Using the formula for the differentiated geometric series (and the fact that with our choice of $z$ we have $\vert\frac{z}{\omega}\vert<1$ for all $\omega \neq 0$), one shows $$\sum_{\omega\neq 0 }\sum_{n=1}^{\infty}\frac{(n+1)}{\vert \omega \vert ^{n+2}}\cdot \vert z\vert ^n=\sum_{\omega\neq 0}\Big(\frac{1}{(\vert \omega \vert-\vert z \vert)^2}-\frac{1}{\vert \omega \vert^2}\Big).$$ The right-hand side is a convergent series.

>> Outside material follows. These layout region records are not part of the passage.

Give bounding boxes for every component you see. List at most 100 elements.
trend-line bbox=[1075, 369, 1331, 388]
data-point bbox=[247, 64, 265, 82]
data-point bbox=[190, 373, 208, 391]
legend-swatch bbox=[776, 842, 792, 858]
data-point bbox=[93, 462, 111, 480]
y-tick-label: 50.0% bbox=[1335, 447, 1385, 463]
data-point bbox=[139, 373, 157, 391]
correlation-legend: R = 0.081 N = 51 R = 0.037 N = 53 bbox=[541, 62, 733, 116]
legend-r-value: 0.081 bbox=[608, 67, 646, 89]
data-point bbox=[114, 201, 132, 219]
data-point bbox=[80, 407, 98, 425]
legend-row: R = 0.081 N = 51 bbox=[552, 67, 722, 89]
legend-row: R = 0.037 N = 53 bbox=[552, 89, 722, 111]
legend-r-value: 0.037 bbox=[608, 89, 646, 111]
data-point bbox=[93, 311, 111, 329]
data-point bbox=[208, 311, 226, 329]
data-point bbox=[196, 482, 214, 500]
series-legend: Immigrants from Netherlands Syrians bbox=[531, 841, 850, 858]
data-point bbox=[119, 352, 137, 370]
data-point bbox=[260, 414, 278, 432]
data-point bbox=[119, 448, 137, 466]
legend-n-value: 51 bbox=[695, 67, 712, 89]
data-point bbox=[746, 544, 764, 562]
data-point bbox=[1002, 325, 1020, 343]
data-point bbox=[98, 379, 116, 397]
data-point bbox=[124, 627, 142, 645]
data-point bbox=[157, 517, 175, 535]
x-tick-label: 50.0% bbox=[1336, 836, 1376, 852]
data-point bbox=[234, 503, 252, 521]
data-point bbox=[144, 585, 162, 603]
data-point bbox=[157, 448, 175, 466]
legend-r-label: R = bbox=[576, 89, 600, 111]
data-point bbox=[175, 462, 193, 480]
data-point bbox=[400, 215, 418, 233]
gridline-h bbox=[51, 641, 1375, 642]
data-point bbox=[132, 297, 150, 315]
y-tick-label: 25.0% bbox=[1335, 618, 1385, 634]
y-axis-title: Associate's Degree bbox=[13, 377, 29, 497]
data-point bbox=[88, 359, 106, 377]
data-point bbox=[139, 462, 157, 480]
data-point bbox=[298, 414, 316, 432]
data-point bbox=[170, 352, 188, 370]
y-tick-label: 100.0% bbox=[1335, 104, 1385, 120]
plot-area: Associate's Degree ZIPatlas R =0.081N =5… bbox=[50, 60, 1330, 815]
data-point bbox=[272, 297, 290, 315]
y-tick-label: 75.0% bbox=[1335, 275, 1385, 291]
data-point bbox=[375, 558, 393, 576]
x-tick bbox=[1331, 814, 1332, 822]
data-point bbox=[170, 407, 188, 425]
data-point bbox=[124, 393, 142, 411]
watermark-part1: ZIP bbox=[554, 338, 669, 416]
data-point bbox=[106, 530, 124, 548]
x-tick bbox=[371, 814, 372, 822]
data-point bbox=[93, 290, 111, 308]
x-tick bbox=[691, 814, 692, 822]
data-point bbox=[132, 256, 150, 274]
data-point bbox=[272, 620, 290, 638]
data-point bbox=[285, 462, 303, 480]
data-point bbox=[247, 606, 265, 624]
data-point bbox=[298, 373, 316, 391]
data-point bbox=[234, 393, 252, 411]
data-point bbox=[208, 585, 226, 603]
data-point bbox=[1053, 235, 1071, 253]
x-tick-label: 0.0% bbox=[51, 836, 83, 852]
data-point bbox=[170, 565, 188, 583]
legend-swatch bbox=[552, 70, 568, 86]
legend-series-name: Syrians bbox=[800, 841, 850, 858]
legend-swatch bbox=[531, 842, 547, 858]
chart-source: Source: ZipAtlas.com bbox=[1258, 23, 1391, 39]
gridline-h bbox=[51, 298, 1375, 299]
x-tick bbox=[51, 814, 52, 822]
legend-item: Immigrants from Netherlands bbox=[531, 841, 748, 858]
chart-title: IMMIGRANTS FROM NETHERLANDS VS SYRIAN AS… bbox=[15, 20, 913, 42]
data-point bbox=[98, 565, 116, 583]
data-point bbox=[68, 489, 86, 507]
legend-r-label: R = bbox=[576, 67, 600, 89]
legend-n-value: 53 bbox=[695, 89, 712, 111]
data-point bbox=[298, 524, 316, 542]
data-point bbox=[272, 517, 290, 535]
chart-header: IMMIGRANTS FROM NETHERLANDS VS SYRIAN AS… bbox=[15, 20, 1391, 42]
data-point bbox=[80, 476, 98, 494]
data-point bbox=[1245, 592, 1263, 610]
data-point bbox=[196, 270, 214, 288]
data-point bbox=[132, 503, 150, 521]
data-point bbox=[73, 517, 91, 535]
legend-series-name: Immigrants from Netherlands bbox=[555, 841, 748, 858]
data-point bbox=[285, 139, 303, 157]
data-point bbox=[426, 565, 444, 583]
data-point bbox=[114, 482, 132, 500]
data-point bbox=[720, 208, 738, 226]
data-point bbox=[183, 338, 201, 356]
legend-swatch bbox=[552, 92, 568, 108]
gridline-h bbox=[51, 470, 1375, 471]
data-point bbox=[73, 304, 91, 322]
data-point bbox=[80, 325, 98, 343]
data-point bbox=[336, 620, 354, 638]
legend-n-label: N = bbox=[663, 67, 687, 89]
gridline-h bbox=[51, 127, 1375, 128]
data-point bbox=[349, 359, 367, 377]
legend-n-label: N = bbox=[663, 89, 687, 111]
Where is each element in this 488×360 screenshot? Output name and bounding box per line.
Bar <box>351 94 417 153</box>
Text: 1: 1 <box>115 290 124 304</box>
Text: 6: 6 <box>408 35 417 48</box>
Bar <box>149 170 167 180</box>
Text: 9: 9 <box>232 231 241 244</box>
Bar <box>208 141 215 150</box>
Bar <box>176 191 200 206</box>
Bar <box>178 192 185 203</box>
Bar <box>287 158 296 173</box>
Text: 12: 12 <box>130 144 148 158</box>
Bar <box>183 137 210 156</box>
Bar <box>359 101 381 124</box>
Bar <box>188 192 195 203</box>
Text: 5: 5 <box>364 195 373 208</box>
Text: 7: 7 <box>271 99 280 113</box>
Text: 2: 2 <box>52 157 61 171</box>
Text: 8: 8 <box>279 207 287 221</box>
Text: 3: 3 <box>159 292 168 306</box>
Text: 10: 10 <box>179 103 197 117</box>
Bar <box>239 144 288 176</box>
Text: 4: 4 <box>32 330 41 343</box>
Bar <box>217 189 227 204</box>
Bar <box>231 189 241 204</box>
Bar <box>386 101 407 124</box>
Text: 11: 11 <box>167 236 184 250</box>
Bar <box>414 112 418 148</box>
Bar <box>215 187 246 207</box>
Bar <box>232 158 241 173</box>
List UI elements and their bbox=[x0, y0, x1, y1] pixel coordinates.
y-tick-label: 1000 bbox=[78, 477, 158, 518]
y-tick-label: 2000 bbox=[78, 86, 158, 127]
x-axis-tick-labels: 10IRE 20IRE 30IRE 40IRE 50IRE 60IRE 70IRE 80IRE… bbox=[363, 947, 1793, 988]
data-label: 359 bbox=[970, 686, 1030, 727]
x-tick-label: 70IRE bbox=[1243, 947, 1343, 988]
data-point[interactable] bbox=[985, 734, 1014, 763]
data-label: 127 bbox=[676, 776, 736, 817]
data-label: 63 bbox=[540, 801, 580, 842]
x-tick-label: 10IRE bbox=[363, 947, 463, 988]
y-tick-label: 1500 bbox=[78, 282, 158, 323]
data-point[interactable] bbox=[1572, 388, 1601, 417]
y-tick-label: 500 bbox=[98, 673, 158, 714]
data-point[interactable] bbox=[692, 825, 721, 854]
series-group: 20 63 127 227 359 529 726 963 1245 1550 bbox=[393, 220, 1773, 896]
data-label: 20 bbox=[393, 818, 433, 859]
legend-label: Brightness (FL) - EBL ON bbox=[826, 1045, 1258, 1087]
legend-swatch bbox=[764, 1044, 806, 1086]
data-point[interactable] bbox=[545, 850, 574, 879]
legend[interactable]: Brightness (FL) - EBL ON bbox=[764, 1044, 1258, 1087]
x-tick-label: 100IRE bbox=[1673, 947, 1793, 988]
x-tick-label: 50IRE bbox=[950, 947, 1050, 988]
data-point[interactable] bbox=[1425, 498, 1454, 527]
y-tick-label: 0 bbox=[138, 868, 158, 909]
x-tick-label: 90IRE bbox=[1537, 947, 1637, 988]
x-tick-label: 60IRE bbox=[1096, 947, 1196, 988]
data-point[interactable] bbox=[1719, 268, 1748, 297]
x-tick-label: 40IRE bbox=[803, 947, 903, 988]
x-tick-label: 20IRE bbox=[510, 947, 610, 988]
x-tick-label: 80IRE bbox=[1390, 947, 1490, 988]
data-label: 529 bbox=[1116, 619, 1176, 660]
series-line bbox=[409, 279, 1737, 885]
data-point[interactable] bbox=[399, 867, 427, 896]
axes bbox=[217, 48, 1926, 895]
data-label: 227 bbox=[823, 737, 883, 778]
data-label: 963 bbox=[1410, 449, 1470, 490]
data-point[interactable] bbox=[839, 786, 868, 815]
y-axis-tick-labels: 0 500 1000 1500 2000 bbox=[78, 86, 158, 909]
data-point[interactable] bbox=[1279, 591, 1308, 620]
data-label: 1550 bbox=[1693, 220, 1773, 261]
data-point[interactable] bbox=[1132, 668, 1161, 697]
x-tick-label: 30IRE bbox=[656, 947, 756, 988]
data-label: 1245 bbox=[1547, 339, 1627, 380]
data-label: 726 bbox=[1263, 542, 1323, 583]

This can be established by using the absolute convergence of the Eisenstein series $\sum_{\omega \neq 0}\frac{1}{\omega^3}$ as follows:
Let $\omega \in \Omega \setminus \{0\}$ and $0<\vert z \vert \leq \frac{\vert \omega \vert}{2}$. First, note that $$\frac{1}{(\vert z \vert -\vert \omega \vert)^2}-\frac{1}{\vert \omega \vert ^2}=\frac{2\vert z \vert \vert \omega \vert - \vert z \vert ^2}{(\vert z \vert - \vert \omega \vert)^2\vert \omega \vert ^2}.$$ Additionally, we then have $$(\vert z \vert - \vert \omega \vert)^2\vert \omega \vert ^2= (\vert \omega \vert - \vert z \vert)^2\vert \omega \vert ^2\geq \frac{\vert \omega \vert ^4}{4}.$$ By the triangle inequality $$2\vert z \vert \vert \omega \vert -\vert z\vert^2 \leq \big\vert 2\vert z \vert \vert \omega \vert -\vert z\vert^2\big\vert \leq 2\vert z \vert \vert \omega \vert +\vert z\vert^2\leq \frac{5}{2}\vert z \vert \vert \omega \vert.$$ Thus, we have $$\sum_{\vert \omega \vert \geq 2\vert z \vert} \Big(\frac{1}{(\vert \omega \vert-\vert z \vert)^2}-\frac{1}{\vert \omega \vert^2}\Big)\leq 10\vert z \vert \sum_{\vert \omega \vert \geq 2\vert z \vert} \frac{1}{\vert \omega \vert^3}.$$ Since the Eisenstein series $\sum_{\omega \neq 0}\frac{1}{\omega^3}$ converges absolutely, this shows $$\sum_{\vert \omega \vert \geq 2\vert z \vert} \Big(\frac{1}{(\vert \omega \vert-\vert z \vert)^2}-\frac{1}{\vert \omega \vert^2}\Big)<\infty.$$
Finally, note that
$$\sum_{\omega \neq 0} \Big(\frac{1}{(\vert \omega \vert-\vert z \vert)^2}-\frac{1}{\vert \omega \vert^2}\Big)= \sum_{0<\vert \omega \vert < 2\vert z \vert} \Big(\frac{1}{(\vert \omega \vert-\vert z \vert)^2}-\frac{1}{\vert \omega \vert^2}\Big)+ \sum_{\vert \omega \vert \geq 2\vert z \vert} \Big(\frac{1}{(\vert \omega \vert-\vert z \vert)^2}-\frac{1}{\vert \omega \vert^2}\Big).$$ The first sum is finite, while the second converges, as we have shown.